「 イスラム原理主義であり、かつ反イスラエルで世界的に知られるイランには、イスラエルに次いで中東諸国のなかで、ユダヤ人が多く住んでいるということのようだ。
一体どうしてなのだろうと思うが、イランには古くからユダヤ人が住んでいたのだ。彼らは何百年あるいは、1000年以上にも渡ってイランに住み着いており、まさにイランこそが父祖の地になっているのだ。

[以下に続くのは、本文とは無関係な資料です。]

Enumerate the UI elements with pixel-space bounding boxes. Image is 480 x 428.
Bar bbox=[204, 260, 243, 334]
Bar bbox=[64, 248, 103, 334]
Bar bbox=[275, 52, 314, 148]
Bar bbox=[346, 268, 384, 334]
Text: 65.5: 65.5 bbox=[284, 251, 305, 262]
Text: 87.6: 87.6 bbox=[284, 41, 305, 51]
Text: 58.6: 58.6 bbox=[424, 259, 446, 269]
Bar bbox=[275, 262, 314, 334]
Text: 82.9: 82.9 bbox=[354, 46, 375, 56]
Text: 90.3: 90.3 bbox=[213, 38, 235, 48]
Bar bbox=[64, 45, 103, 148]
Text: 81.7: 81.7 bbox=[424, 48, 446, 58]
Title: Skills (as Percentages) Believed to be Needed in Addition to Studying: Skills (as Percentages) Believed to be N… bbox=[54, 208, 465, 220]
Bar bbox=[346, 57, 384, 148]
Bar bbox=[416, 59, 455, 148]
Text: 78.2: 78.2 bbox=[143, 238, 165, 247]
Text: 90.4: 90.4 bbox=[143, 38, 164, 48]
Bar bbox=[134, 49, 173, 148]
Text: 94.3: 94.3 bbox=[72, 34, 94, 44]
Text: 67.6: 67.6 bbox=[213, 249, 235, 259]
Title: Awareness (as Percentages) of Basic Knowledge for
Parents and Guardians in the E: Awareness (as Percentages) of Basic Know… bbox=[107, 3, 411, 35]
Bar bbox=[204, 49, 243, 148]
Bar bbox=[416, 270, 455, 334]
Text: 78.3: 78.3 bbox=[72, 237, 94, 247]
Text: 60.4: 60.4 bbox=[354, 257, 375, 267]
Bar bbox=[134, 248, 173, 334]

それでは一体どの程度のユダヤ人が住んでおり、どのような環境に彼らは暮らしているのだろうかという疑問が湧いてくる。実はイランではユダヤ人は何の宗教的迫害も受けることなく、宗教の自由を満喫しているのだ。
それとは対照的に、イランに始まる拝火教徒(ソロアスター教徒)はというと、彼らは宗教的差別や場合によっては、弾圧をうけることもあるのだ。その理由は、ユダヤ教徒がアブラハムの宗教、つまり天啓宗教の信者であるのに対し、ゾロアスター教徒は火を拝む宗教だからだ。
イスラム教徒にはユダヤ教やキリスト教は、同じ唯一の神によってもたらされた宗教、という認識があるのだ。したがって、宗教的差別をしないのは、宗教的教理によるものなのだ。
もちろん、同時に政治的な対外宣伝の意味もあって、ユダヤ教徒は迫害を受けていないのかもしれない。それは他のイスラム教の国で、キリスト教徒との対立を見ると、そう思えるふしもないではない。
イランのユダヤ教徒は宗教的自由を保障されたなかで、現在25000人が住んでいるということだが、そのほとんどは首都のテヘラン市に居住しているものと思われる。それ以外にも、地方の大都市たとえばイスファハーン市などには、ユダヤ教徒のコミュニテイがあるものと思われる。
しかし、イランのユダヤ教徒が安全と自由と権利を保障されているのは、案外最近のことかもしれない。1960年代には多くのイランのユダヤ教徒が、イスラエルに移住したのだ。
そのイランから移住したユダヤ教徒は、現在イスラエルに10万人から20万人いると言われており、イスラエル国内ではそれなりの存在感が、あるのではないか。
彼らは最近のイスラエルとイランとの緊張状態を、どう受け止め、どう考えているのであろうか。あるイランから移住したユダヤ教徒は、イランに対する強硬な対応は、事態を悪化させると語り、その理由を次のように述べている。
1:外圧をかけることはイランの現体制に、正統性を持たせ延命させてしまう。
2:外圧をかけることはイラン側に、核兵器を作りたいという願望を強める。
確かにその通りであろう。イランではハメネイ最高指導者が、核兵器を開発することはハラーム(罪悪)だ、という宗教裁定を下している。したがって、イランが独自の意思で核兵器を開発することは考えられないが、イスラエルが核兵器で恫喝する場合は、その限りではなかろう。
同じイスラム国家であるパキスタンは、インドが核兵器を開発したことによって、防衛目的の核兵器の保有はハラール(許される行為)、と判断しているからだ。